The four design principles

These principles shape every line of code and are documented in full in Philosophy.

Contract-first

A Zod schema validates every boundary — every HTTP call, every JSON-RPC message, every file read. Bad data is rejected at the door. If a contract changes unexpectedly, the build fails. You can trust the types: if the code declares a value is a FlowConfig, it was parsed at the boundary and really is one.

Governed by design

A signed audit ledger, role-based access, sandboxing, an egress allowlist, and human-approval gates live inside the runtime — not bolted on as an afterthought. The dispatcher enforces RBAC on every RPC handler before the handler runs. There is no back door.

Hexagonal / port-first

50+ packages, each structured as a port (interface) + a swappable binding (implementation). Postgres, S3, Vercel Sandbox, Vault, Resend — each is a binding you can replace. A vendor-isolation CI gate (check:vendor-isolation) blocks leakage at commit time. No lock-in by construction.

Decisions are documented

Every architectural choice is an Architecture Decision Record (ADR). 98+ ADRs are on file. Changing the architecture requires writing an ADR first. Nothing is folklore.

The request path

Every action — a click, a webhook, an agent calling a tool — becomes one typed RPC call and takes the same governed path:

Caller (UI / webhook / agent)

Schema parse       ← Zod validates input

Capability check   ← RBAC: may caller do this?

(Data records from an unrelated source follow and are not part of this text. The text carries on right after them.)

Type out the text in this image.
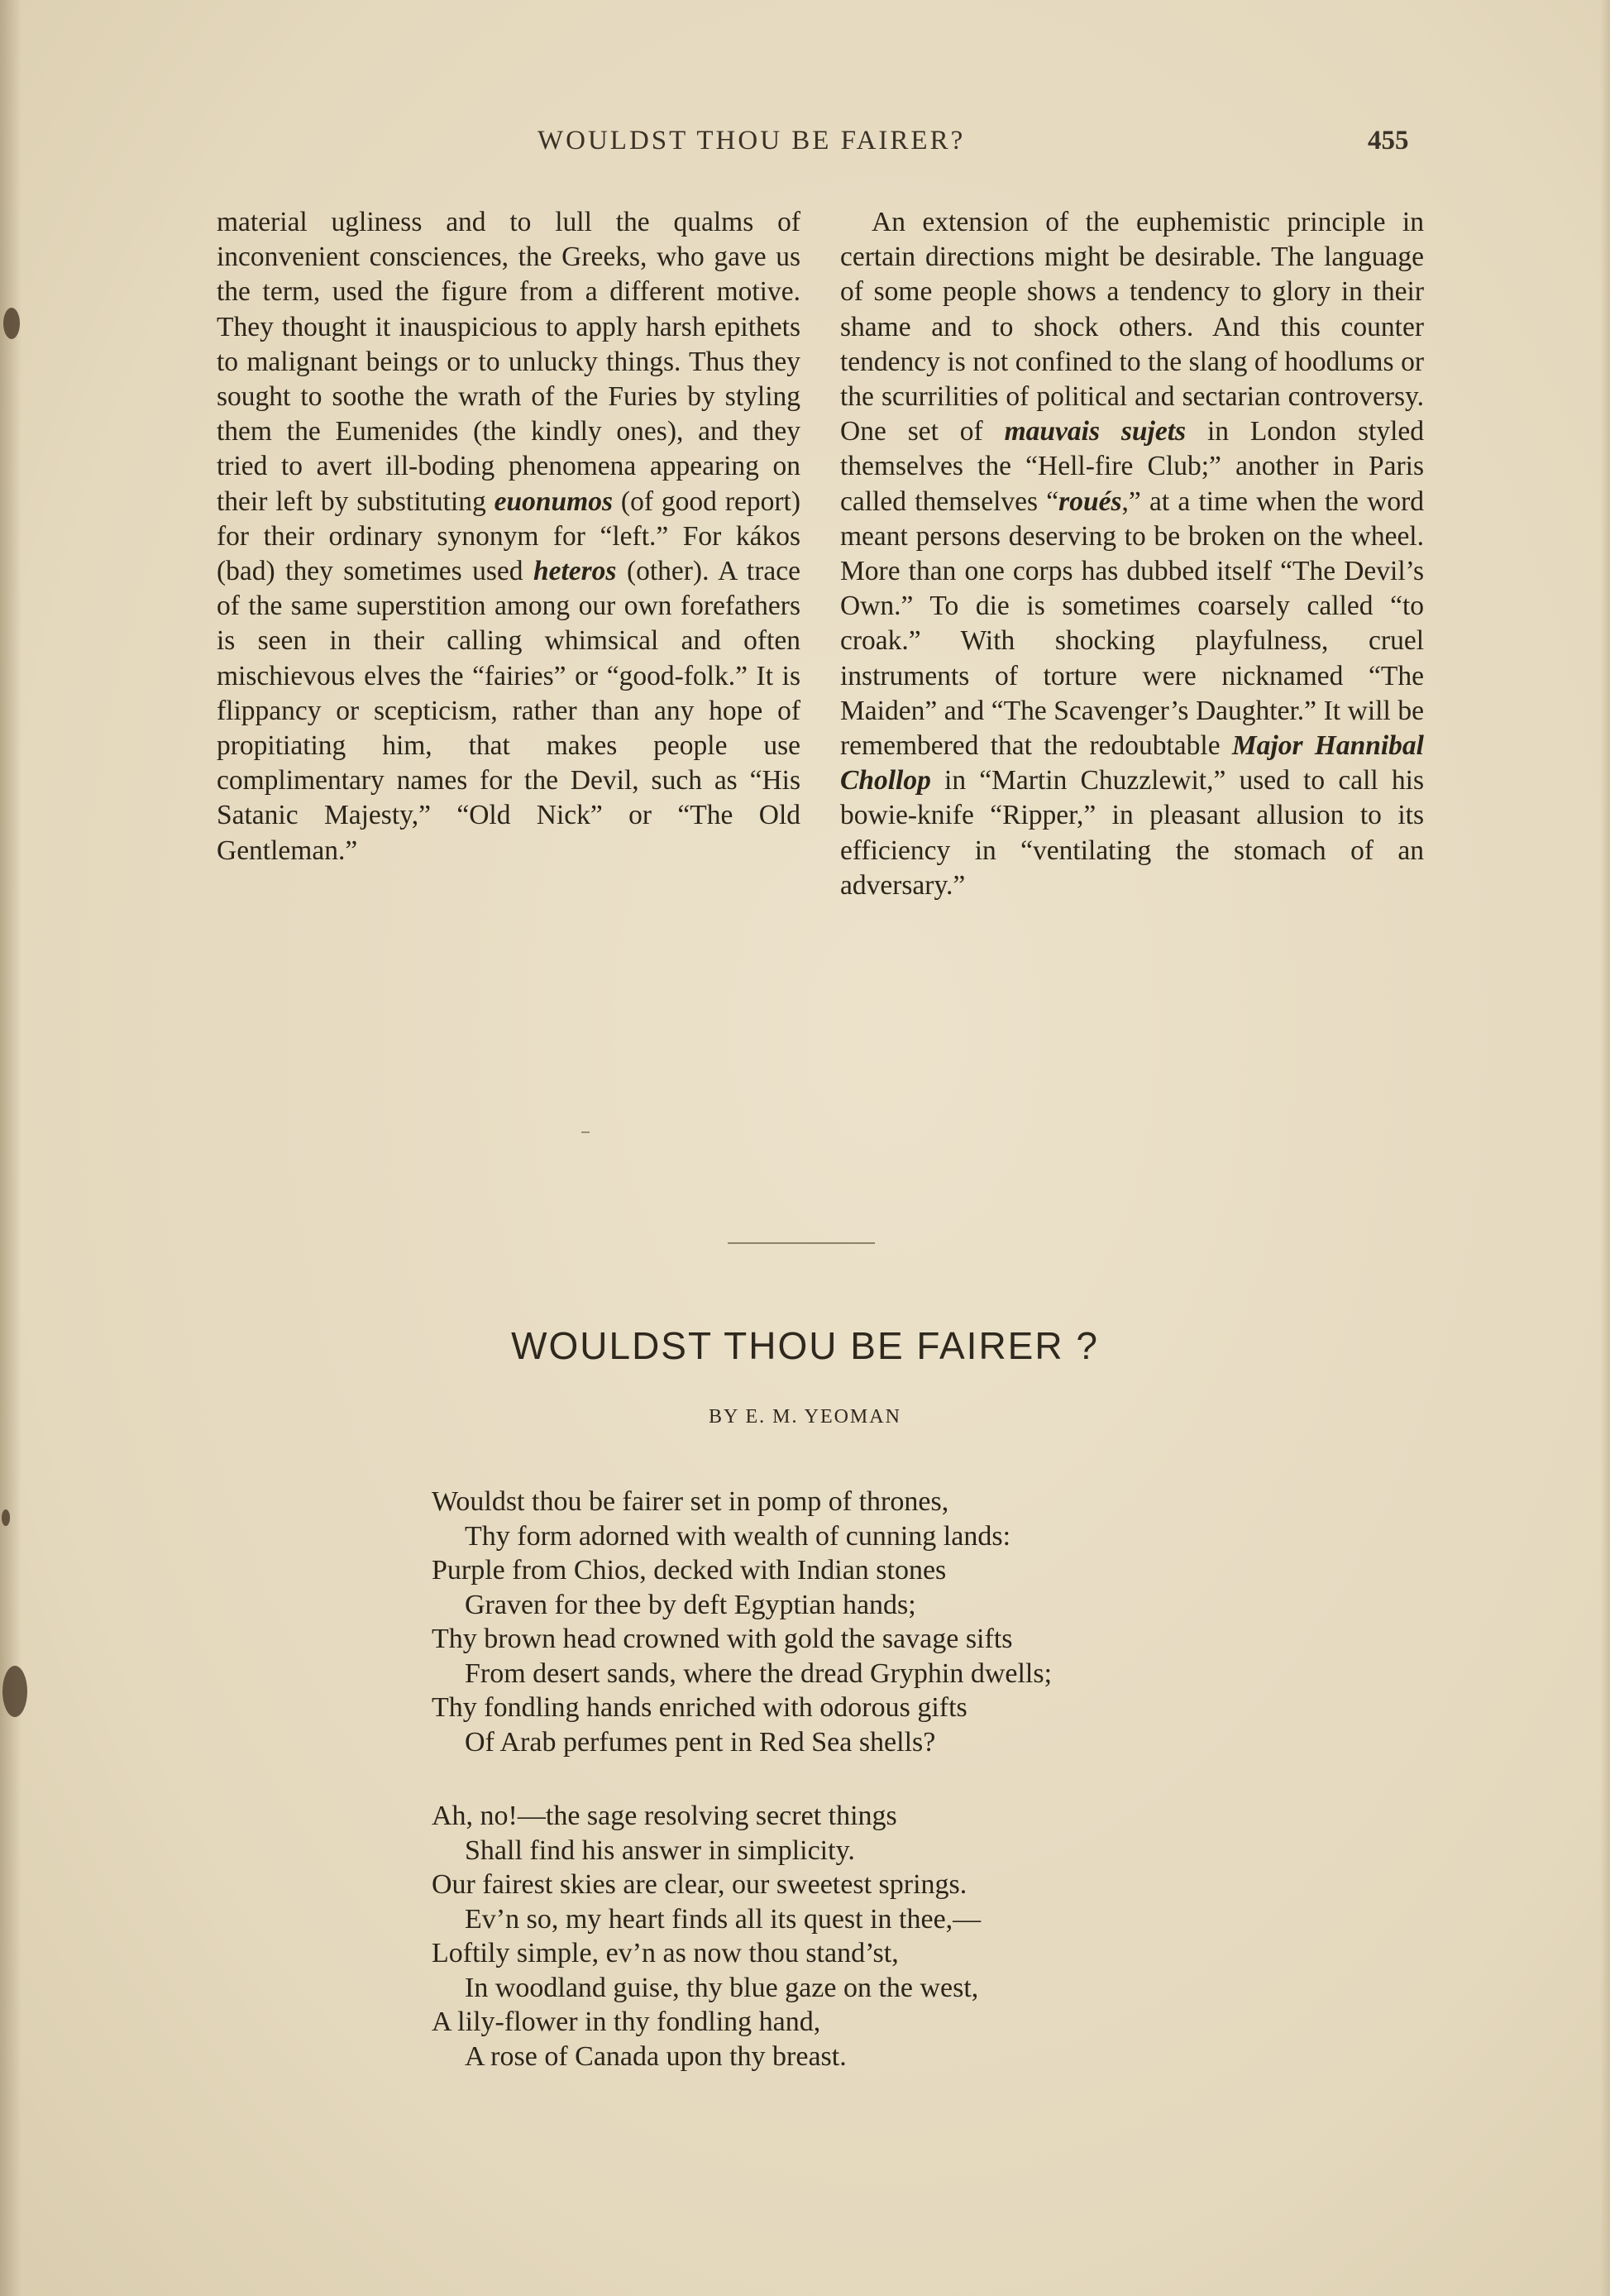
WOULDST THOU BE FAIRER?	455

material ugliness and to lull the qualms of inconvenient consciences, the Greeks, who gave us the term, used the figure from a different motive. They thought it inauspicious to apply harsh epithets to malignant beings or to unlucky things. Thus they sought to soothe the wrath of the Furies by styling them the Eumenides (the kindly ones), and they tried to avert ill-boding phenomena appearing on their left by substituting euonumos (of good report) for their ordinary synonym for “left.” For kákos (bad) they sometimes used heteros (other). A trace of the same superstition among our own forefathers is seen in their calling whimsical and often mischievous elves the “fairies” or “good-folk.” It is flippancy or scepticism, rather than any hope of propitiating him, that makes people use complimentary names for the Devil, such as “His Satanic Majesty,” “Old Nick” or “The Old Gentleman.”

An extension of the euphemistic principle in certain directions might be desirable. The language of some people shows a tendency to glory in their shame and to shock others. And this counter tendency is not confined to the slang of hoodlums or the scurrilities of political and sectarian controversy. One set of mauvais sujets in London styled themselves the “Hell-fire Club;” another in Paris called themselves “roués,” at a time when the word meant persons deserving to be broken on the wheel. More than one corps has dubbed itself “The Devil’s Own.” To die is sometimes coarsely called “to croak.” With shocking playfulness, cruel instruments of torture were nicknamed “The Maiden” and “The Scavenger’s Daughter.” It will be remembered that the redoubtable Major Hannibal Chollop in “Martin Chuzzlewit,” used to call his bowie-knife “Ripper,” in pleasant allusion to its efficiency in “ventilating the stomach of an adversary.”

WOULDST THOU BE FAIRER ?
BY E. M. YEOMAN
Wouldst thou be fairer set in pomp of thrones,
Thy form adorned with wealth of cunning lands:
Purple from Chios, decked with Indian stones
Graven for thee by deft Egyptian hands;
Thy brown head crowned with gold the savage sifts
From desert sands, where the dread Gryphin dwells;
Thy fondling hands enriched with odorous gifts
Of Arab perfumes pent in Red Sea shells?
Ah, no!—the sage resolving secret things
Shall find his answer in simplicity.
Our fairest skies are clear, our sweetest springs.
Ev’n so, my heart finds all its quest in thee,—
Loftily simple, ev’n as now thou stand’st,
In woodland guise, thy blue gaze on the west,
A lily-flower in thy fondling hand,
A rose of Canada upon thy breast.
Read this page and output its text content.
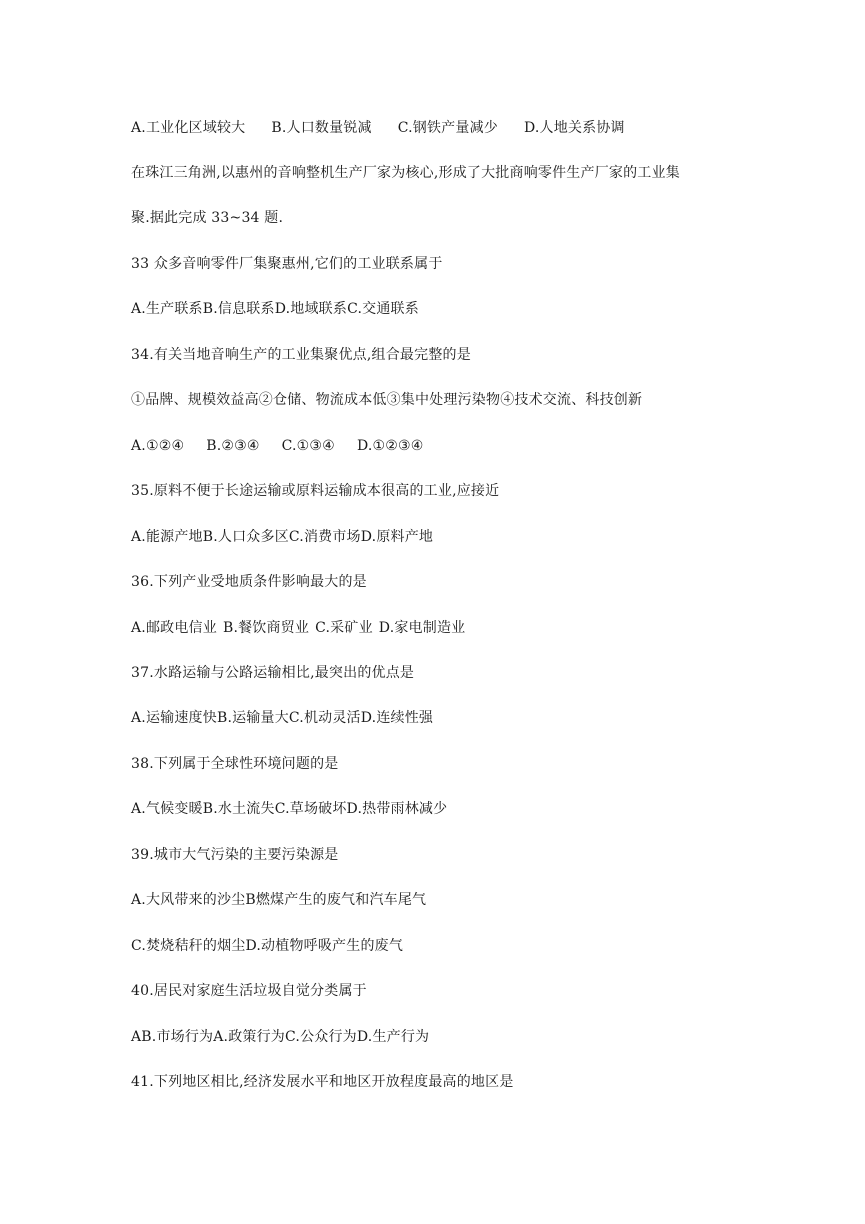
A.工业化区域较大 B.人口数量锐减 C.钢铁产量减少 D.人地关系协调
在珠江三角洲,以惠州的音响整机生产厂家为核心,形成了大批商响零件生产厂家的工业集
聚.据此完成 33~34 题.
33 众多音响零件厂集聚惠州,它们的工业联系属于
A.生产联系B.信息联系D.地域联系C.交通联系
34.有关当地音响生产的工业集聚优点,组合最完整的是
①品牌、规模效益高②仓储、物流成本低③集中处理污染物④技术交流、科技创新
A.①②④ B.②③④ C.①③④ D.①②③④
35.原料不便于长途运输或原料运输成本很高的工业,应接近
A.能源产地B.人口众多区C.消费市场D.原料产地
36.下列产业受地质条件影响最大的是
A.邮政电信业 B.餐饮商贸业 C.采矿业 D.家电制造业
37.水路运输与公路运输相比,最突出的优点是
A.运输速度快B.运输量大C.机动灵活D.连续性强
38.下列属于全球性环境问题的是
A.气候变暖B.水土流失C.草场破坏D.热带雨林减少
39.城市大气污染的主要污染源是
A.大风带来的沙尘B燃煤产生的废气和汽车尾气
C.焚烧秸秆的烟尘D.动植物呼吸产生的废气
40.居民对家庭生活垃圾自觉分类属于
AB.市场行为A.政策行为C.公众行为D.生产行为
41.下列地区相比,经济发展水平和地区开放程度最高的地区是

Handler runs       ← the actual logic

Audit + respond    ← logged to ledger; typed result returned

321 handler entries. 0 unmarked stubs. All reachable over both stdio and HTTP transport (parity matrix CI-verified).

Deployment modes

The same sidecar ships in three modes using the same typed protocol:

ModeTransportStorage
Desktop (Tauri)stdio IPCSQLite + local FS
Web (Next.js)HTTP/WS + JWTPostgres + pgvector + S3 + Vault
Cloud (k8s pod)HTTP + sync gateway WSPostgres + pgvector + S3 + Vault

Same flow, same agent, same governance — on a laptop, in a browser, or in a Kubernetes pod.